In the last three years, the company expanded with the opening of Legacy Performance Capital (LPC), an asset management firm personally resourced with a half-billion-dollar investment by Philip and his high net worth business partner. Their portfolio includes residential real estate assets throughout central Texas and planned development of almost 1,500 new homes. Future goals for his firm include launching a subscription-based, content-rich online fortress for new homes sales professionals, with an eye towards building the largest community on the planet.
Building his enterprise is not the only venture on Philip’s mind these days. He also supports his fellow veterans with jobs at Legacy and charitable donations through Heroes for Freedom, a non-profit organization dedicated to helping veterans and first responders. Since 2008, Philip and the Legacy Organizations have pledged a percentage of every dollar made from sales at all the engaged residential communities to the Foundation in order to resource various Warrior events and personal needs throughout the year. Says Philip, “This initiative allows every Legacy team member to know they are changing lives in meaningful ways.”
What does he attribute his company’s success to?

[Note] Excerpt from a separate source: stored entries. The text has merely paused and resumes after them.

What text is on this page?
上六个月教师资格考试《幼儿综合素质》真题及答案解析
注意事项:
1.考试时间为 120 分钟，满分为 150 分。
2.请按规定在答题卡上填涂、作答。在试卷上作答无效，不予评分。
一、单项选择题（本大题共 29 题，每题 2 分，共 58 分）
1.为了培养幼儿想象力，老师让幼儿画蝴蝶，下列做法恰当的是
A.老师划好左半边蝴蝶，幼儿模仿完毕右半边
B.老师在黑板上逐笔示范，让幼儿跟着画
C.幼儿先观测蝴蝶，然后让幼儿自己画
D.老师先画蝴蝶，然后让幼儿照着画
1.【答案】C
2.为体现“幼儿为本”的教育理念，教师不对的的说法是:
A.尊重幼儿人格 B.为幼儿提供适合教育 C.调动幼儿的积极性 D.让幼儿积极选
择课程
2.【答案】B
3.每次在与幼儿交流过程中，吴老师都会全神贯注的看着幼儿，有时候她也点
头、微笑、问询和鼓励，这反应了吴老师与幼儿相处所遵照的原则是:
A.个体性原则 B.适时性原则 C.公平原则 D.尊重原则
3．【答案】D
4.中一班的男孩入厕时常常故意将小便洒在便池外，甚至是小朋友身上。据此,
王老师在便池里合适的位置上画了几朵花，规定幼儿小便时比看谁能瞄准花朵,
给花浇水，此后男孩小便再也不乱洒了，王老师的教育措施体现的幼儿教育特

“Business smarts really come down to the ‘who’ and the ‘what.’ When you start thinking about the ‘where’ is when you become a dynamic entrepreneur. Thinking differently is when you figure out the ‘why.’ Because if you can figure out the motivation, the “why,” all of a sudden everything starts to overlap – or will –for a bigger reason in any given day. My business has been all about real estate ever since I left military service, first as a sales manager for a real estate business, and currently as the founder of Legacy International. Yes, we mentor and train agents, builders and developers to successfully market their properties to homeowners, but what we’re really doing, our ultimate mission, is changing people’s lives. At the heart of all we do are the people we interact with every day, our families, our teammates, our clients and their clients.”
Inspired by his thoughtful, unabashedly genuine answer, we had to ask just one more question. Of all the successful missions and achievements he has logged throughout his life, what does he consider his biggest accomplishment? He didn’t hesitate with his answer.
“My family photo says it all. My family is my absolute most important accomplishment – my wife of almost 28 years whom I married after graduating from West Point, my older daughter who is just finishing up her degree in Mechanical Engineering at Colorado University, Boulder, and my younger daughter who is studying Business Entrepreneurship and playing competitive college golf in California at Cal Poly and hopes to pursue a possible LPGA career. They are my strongest pillar, my greatest blessing and having them by my side is, by far, my proudest achievement.”
All of which has made Philip Jalufka’s legacy so powerful – and unstoppable.